NEW DELHI Making crop insurance voluntary to all farmers, removal of high premium crops, giving flexibility to states to provide customised add on productsare some of the key changes the Centre is planning to make to the Pradhan Mantri Fasal Bima Yojana (PMFBY), a senior government official said Monday.
The agriculture ministry has also proposed setting up of State Level Corpus Fund, and migration of savings to a National-level Insurance Risk Pool to quell public perception that insurance companies are making profits from the scheme, the official said.
That apart, it has suggested a premium ceiling for coverage under the scheme at 25 per cent (to be revised every year) if irrigated area within a crop is more than 50 per cent. A premium ceiling at 30 per cent has been suggested if irrigated area within a crop is less than 50 per cent, the official added.
Launched in April 2016, PMFBY provides comprehensive crop insurance from pre-sowing to post-harvest period against non-preventable natural risks at extremely low premium rate of 2 per cent for kharif crops, 1.5 per cent for rabi crops and 5 per cent for horticulture and commercial crops.
“PMFBY is in the seventh season of implementation. Many challenges have been faced during the implementation of the scheme and the ministry has identified those gaps and proposed several changes and sought views of state governments on the same,” the official said.
Among key changes, the ministry has suggested making the scheme voluntary to all farmers, including loanee farmers. This has been done because compulsory enrolment of loanee farmers was leading to dissent, the official said.
The ministry has also proposed a two-step process of assessing crop yields required for calculating the extent of crop damage. First is elimination based on weather and other triggers, and the second step is crop cutting experiments (CCEs) in affected areas.
Currently, plots for conducting CCEs are selected randomly leading to dissatisfaction among stakeholders. That apart, the ministry has proposed migration to smart sampling and optimisation of CCEs in the short run, and adoption of direct yield estimation through technology for all major crops, the official said.

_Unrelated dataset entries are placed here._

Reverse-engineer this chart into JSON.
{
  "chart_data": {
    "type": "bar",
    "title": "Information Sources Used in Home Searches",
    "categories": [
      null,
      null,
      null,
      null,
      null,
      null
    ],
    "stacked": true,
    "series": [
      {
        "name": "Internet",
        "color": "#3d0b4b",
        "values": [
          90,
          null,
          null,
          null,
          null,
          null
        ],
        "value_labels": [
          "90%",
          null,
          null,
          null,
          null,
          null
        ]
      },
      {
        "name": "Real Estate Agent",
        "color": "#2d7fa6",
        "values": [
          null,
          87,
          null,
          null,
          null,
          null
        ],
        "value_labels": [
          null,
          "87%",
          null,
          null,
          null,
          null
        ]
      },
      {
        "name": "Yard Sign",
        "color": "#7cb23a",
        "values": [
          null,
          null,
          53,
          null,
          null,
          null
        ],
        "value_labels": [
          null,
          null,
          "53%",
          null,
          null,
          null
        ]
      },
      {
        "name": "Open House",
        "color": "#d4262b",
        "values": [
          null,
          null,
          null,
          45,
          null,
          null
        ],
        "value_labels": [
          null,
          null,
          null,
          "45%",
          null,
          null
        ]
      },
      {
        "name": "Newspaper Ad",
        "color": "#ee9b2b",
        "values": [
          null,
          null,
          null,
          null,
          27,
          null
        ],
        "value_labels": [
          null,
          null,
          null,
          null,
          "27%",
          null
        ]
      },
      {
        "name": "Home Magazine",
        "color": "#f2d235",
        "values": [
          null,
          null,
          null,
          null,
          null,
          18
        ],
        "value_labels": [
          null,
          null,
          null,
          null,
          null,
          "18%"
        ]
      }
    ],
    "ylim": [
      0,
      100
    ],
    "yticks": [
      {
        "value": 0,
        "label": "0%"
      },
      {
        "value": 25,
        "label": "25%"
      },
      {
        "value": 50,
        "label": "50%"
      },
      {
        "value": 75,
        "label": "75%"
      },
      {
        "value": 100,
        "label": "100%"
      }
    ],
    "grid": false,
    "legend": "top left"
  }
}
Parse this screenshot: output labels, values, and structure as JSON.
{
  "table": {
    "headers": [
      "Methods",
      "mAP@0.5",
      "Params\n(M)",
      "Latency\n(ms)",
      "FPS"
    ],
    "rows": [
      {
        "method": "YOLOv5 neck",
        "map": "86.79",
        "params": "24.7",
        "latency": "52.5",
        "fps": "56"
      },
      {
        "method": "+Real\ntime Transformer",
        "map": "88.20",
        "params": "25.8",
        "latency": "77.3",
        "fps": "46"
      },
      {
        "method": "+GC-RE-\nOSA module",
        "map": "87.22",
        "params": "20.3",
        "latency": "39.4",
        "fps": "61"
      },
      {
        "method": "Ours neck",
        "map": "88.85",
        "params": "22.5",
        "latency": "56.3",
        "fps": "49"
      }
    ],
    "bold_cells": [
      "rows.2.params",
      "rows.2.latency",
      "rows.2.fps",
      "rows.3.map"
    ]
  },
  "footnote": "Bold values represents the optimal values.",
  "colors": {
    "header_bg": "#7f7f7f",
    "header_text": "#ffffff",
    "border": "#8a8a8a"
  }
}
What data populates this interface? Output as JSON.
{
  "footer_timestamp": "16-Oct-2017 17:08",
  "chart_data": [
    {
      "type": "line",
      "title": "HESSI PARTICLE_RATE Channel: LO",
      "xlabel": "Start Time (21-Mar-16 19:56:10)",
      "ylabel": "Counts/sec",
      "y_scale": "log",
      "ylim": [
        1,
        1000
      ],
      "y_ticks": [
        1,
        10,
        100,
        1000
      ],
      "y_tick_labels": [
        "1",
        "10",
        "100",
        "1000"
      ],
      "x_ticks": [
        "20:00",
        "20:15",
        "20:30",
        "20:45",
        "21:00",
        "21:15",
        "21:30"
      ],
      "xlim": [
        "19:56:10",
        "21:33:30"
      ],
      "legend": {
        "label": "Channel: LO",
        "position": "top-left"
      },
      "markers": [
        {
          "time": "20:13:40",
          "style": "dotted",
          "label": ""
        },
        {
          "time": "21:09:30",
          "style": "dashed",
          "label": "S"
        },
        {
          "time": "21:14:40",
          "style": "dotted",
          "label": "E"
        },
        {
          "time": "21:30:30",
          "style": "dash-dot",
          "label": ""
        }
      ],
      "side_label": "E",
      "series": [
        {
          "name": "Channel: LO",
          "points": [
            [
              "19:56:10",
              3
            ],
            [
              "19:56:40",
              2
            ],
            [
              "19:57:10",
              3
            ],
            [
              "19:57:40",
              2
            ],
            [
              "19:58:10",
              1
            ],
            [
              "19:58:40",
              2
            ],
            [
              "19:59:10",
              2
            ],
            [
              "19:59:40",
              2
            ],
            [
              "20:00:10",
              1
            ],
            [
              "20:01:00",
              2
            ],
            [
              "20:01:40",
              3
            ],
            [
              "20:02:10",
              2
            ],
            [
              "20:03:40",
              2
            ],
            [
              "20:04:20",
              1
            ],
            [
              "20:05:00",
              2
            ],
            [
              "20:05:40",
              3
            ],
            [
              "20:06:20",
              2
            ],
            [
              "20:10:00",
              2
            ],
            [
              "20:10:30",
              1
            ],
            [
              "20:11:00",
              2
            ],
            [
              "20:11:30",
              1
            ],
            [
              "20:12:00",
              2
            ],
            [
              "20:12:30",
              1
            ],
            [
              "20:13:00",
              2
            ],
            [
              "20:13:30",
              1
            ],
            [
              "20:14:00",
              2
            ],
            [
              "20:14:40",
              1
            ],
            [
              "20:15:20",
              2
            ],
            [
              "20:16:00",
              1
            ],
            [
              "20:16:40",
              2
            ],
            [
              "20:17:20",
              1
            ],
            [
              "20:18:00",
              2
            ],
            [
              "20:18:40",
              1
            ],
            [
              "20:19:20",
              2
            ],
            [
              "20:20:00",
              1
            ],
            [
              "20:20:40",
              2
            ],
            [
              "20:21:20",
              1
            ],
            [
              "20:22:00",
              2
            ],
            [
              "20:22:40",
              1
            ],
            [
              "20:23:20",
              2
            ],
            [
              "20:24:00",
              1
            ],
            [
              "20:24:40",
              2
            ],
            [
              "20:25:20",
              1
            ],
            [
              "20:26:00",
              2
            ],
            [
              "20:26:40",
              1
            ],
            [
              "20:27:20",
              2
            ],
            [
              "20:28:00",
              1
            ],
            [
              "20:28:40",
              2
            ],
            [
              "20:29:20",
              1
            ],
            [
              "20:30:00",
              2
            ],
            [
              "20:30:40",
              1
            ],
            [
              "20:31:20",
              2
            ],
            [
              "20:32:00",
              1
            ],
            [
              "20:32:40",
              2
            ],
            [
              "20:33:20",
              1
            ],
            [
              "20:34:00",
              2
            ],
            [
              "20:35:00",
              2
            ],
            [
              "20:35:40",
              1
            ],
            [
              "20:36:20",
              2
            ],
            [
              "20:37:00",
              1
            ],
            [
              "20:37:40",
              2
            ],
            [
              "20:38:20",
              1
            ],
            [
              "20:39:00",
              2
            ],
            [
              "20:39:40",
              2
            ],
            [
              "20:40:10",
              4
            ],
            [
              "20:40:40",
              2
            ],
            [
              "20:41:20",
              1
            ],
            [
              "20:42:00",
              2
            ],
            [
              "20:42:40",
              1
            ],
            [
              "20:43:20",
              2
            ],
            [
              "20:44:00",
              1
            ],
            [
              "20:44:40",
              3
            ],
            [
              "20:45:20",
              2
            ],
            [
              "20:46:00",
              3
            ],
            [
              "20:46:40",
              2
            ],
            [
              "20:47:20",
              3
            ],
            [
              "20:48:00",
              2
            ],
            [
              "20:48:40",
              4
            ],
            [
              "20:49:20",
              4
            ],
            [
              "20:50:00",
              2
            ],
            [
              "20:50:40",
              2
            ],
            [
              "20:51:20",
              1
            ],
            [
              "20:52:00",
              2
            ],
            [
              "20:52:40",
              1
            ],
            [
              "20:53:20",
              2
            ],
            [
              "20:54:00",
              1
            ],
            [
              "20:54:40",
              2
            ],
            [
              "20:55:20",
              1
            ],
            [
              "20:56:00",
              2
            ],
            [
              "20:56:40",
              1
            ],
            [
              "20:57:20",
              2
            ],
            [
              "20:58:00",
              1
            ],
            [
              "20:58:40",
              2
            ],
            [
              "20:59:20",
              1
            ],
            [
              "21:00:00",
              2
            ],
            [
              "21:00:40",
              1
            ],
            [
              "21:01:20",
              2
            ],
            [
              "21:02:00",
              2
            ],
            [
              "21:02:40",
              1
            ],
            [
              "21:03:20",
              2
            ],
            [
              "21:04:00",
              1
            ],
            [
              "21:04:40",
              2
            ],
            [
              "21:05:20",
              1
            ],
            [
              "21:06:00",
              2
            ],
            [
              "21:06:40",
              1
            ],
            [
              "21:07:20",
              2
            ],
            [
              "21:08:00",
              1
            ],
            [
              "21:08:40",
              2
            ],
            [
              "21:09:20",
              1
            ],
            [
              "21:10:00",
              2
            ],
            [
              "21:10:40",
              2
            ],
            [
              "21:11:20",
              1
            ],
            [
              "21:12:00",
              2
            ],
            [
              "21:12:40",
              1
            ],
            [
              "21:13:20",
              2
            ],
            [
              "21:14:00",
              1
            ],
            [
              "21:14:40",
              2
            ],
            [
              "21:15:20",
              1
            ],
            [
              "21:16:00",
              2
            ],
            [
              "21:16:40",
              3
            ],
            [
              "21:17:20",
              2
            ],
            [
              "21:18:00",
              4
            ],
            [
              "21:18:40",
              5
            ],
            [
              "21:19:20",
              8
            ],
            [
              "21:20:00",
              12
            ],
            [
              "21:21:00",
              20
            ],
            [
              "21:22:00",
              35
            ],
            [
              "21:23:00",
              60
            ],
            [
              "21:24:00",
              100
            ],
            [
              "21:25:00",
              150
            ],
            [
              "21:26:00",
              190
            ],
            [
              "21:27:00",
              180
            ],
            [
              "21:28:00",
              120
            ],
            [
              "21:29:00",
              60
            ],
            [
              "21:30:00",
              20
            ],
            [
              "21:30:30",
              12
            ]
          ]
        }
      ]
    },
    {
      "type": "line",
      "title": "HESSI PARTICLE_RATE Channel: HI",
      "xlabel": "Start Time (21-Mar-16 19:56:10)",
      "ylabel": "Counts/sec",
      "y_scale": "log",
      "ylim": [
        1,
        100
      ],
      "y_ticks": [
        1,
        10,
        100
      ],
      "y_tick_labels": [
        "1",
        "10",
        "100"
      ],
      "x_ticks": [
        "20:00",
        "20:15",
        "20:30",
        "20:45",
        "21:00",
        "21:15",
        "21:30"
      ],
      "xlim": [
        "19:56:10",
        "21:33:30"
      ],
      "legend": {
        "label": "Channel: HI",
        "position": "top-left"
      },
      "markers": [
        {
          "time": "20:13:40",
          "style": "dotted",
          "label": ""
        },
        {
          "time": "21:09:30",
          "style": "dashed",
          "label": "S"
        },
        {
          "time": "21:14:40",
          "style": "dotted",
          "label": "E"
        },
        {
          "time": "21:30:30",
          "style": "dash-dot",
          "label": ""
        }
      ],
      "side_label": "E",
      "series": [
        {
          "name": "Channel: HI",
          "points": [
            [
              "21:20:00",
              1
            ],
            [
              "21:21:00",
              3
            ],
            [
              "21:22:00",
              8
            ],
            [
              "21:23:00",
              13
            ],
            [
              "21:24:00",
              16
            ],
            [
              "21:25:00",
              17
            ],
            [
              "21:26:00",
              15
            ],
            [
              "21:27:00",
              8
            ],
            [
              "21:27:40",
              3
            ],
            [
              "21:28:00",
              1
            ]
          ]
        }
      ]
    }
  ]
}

As the district crop combinations with consistently high risk lead to increase in overall premium rates, the ministry has proposed removing high-premium crops from the ambit of crop insurance and suggested a premium ceiling at 25 per cent if irrigated area within a crop is more than 50 per cent, and 30 per cent premium cap if irrigated area within a crop is less than 50 per cent.
Since single product type does not suffice needs of all beneficiary farmers, the ministry has suggested a basic product be made available to all farmers with flexibility to states to provide customised add on products to farmers.
To address the delay in payment of state governments’ share of subsidy, the official said the ministry has proposed deduction of overdue state subsidy from the central transfer to states.
The ministry has also proposed three-year compulsory allocation of work to insurance companies by states to prevent repeated tendering process that delays implementation of the scheme.
It has also suggested migration of crops having inconsistent yield data to weather-based insurance scheme.